CD Review: Peter Broderick – How They Are

Seems like I’m already sticking to one new year’s resolution: discovering more great new music! I bought the CD in 2010 (namely on Friday) but didn’t have chance to listen to it until yesterday. So really it counts as a new discovery in 2011.

I bought this CD based merely on the description that hung next to it in the record store where I usually buy my CDs. The description said something like: a fusion of Sufjan Stevens and Andrew Bird. It couldn’t have been more right. The album is a very quiet album filled with folk-based piano-driven songs. It cobbles along like a stream in a forest on a murky afternoon. That’s what this album reminds me off.

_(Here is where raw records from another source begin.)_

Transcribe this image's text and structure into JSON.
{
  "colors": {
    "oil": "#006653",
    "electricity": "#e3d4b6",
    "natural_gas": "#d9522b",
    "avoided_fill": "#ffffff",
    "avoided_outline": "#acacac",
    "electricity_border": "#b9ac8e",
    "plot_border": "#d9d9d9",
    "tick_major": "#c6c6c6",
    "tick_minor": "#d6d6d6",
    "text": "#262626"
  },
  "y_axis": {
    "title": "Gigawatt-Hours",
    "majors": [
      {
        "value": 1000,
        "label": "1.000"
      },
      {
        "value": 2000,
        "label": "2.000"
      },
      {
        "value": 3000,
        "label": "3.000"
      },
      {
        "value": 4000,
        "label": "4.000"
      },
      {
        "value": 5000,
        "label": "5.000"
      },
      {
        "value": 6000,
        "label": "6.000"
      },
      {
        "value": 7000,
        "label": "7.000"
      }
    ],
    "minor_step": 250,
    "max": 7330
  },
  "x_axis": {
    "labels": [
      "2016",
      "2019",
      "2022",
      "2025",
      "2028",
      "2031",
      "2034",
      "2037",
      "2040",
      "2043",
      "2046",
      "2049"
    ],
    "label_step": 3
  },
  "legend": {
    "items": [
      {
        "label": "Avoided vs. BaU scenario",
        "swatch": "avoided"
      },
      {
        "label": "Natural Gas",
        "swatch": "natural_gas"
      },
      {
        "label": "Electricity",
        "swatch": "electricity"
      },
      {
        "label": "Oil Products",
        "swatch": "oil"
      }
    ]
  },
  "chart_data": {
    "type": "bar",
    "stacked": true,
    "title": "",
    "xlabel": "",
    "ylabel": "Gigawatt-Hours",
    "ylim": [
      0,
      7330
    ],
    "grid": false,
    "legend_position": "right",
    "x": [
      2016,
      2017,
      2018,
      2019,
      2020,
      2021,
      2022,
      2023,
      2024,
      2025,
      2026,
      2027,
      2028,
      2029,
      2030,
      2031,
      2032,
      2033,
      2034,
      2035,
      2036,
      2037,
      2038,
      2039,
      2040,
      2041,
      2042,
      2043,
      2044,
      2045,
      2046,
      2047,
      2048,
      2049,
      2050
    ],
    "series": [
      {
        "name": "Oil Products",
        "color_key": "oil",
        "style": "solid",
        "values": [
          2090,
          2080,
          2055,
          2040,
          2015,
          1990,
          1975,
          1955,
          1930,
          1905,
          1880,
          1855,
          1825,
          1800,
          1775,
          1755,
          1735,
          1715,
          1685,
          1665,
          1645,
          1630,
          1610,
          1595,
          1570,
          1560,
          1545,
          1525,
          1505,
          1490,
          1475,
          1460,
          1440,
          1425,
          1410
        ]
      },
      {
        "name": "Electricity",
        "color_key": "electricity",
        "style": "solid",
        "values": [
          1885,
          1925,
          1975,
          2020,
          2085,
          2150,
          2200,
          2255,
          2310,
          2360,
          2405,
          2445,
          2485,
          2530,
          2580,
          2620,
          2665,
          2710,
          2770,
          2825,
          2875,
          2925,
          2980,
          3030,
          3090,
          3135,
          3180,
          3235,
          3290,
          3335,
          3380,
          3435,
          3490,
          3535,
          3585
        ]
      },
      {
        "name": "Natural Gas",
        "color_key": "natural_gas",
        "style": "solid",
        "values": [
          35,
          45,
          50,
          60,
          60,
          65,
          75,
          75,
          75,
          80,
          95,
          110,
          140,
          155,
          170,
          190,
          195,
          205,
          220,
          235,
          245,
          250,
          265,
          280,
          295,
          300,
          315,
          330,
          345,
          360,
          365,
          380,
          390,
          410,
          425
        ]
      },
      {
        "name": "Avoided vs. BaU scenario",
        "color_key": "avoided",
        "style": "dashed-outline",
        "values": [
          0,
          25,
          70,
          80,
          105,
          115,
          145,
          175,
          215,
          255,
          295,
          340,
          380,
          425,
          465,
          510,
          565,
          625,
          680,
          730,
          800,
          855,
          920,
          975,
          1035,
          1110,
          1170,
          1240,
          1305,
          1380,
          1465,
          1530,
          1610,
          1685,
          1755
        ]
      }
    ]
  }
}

The opening track Sideline immediately sets the mood as it starts gives a good introduction of Broderick’s voice as it is mostly just vocals for the majority of the song. Broderick’s voice has the right balance between tragedy and smoothness that perfectly fit the song. The tone set by the opening track is continued in the rest of this amazing album. Track 2 called Human Eyeballs on Toast, despite its weird title, sounds rather upbeat and has the same light and cheerful accompaniment of a piano as Sideline.  My favorite track must be track 3: Guilt’s Tune. With a quiet guitar in the background and Broderick’s minor featured quiet singing/ talking, this song is just pure perfection.

Overall, the songs sound simple, perhaps a little too simple. Yet that is the power of this album: the simplicity is what draws you in and keeps you listening. Tracks 4 & 6 are piano instrumentals and the final track Hello to Nils has some more guitar going on, as well as some more singing. Definitely not a very standard album, or your every day pop song, but it is just the right decor for these cold dark days.